Hello!
We are currently facing a problem in the consumption of events from our persistent subscriptions. At any point in time, many of our subscribers are sitting idle with all their available slots while there are still many events to handle.
We have a large amount of events in many streams being funneled into larger streams via the $by_category projection to which our persistent subscription is registered to, which our clients are then subscribed to consuming these events. Because of the large amount of events, we (horizontally) scaled up the consuming service to attempt to get through these quicker. We currently have 10 instances of our service trying to consume these.

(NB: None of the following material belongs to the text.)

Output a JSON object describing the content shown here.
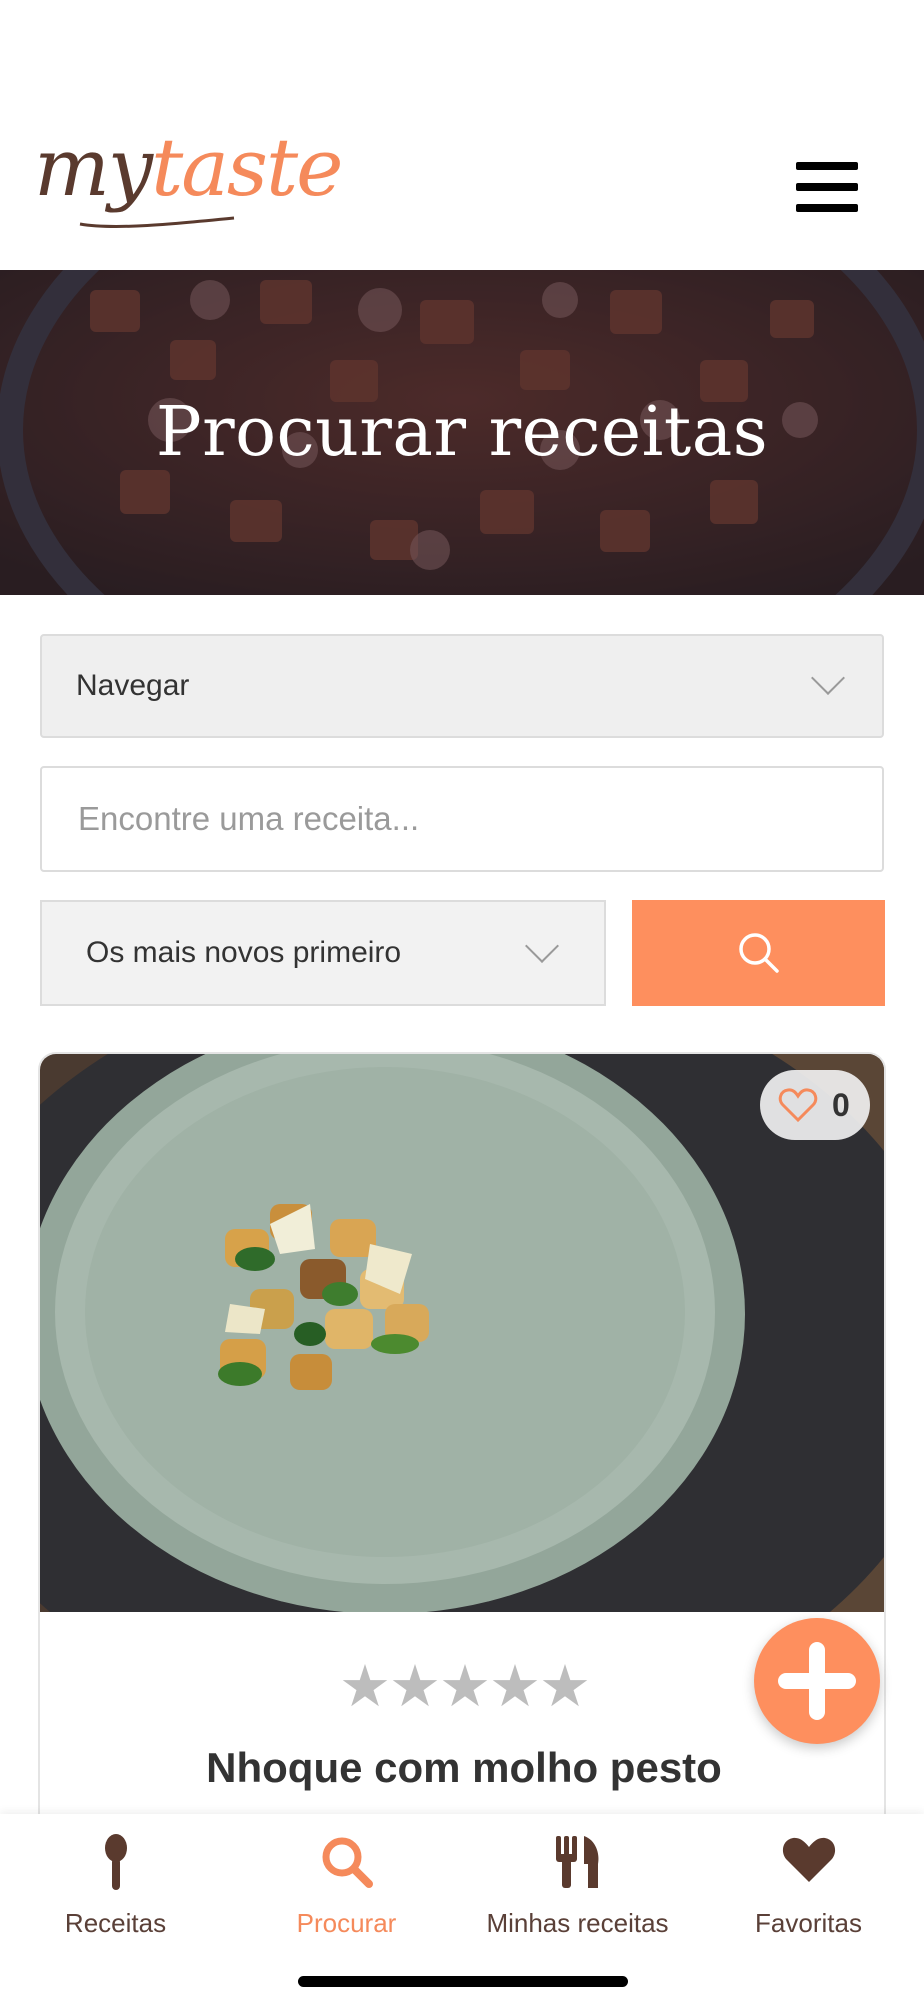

Here is the configuration for the persistent subscription:
“config”: {
“resolveLinktos”: true,
“startFrom”: 0,
“messageTimeoutMilliseconds”: 25000,
“extraStatistics”: false,
“maxRetryCount”: 10,
“liveBufferSize”: 500,
“bufferSize”: 500,
“readBatchSize”: 20,
“preferRoundRobin”: false,
“checkPointAfterMilliseconds”: 2000,
“minCheckPointCount”: 10,
“maxCheckPointCount”: 1000,
“maxSubscriberCount”: 100,
“namedConsumerStrategy”: “Pinned”
}
``
A sample response from the persistent subscription’s knowledge of our clients:
{
“from”: “instance-1-ip”,
“username”: “some-username”,
“averageItemsPerSecond”: 0,
“totalItemsProcessed”: 39809,
“countSinceLastMeasurement”: 0,
“extraStatistics”: [],
“availableSlots”: 50,
“inFlightMessages”: 0
},
{
“from”: “instance-2-ip”,
“username”: “some-username”,
“averageItemsPerSecond”: 17,
“totalItemsProcessed”: 42887,
“countSinceLastMeasurement”: 14,
“extraStatistics”: [],
“availableSlots”: 0,
“inFlightMessages”: 50
}
``
As you can see, one is at 50 in flight messages, and the other is at 0, while there are thousands (event hundreds of thousands) of events to process still.
We know there are events being NAK’d and retried by the services, but I would still think other services could be consuming the remaining events?
Any help tracking down what the problem is would be helpful.
Thank you!
Napoleone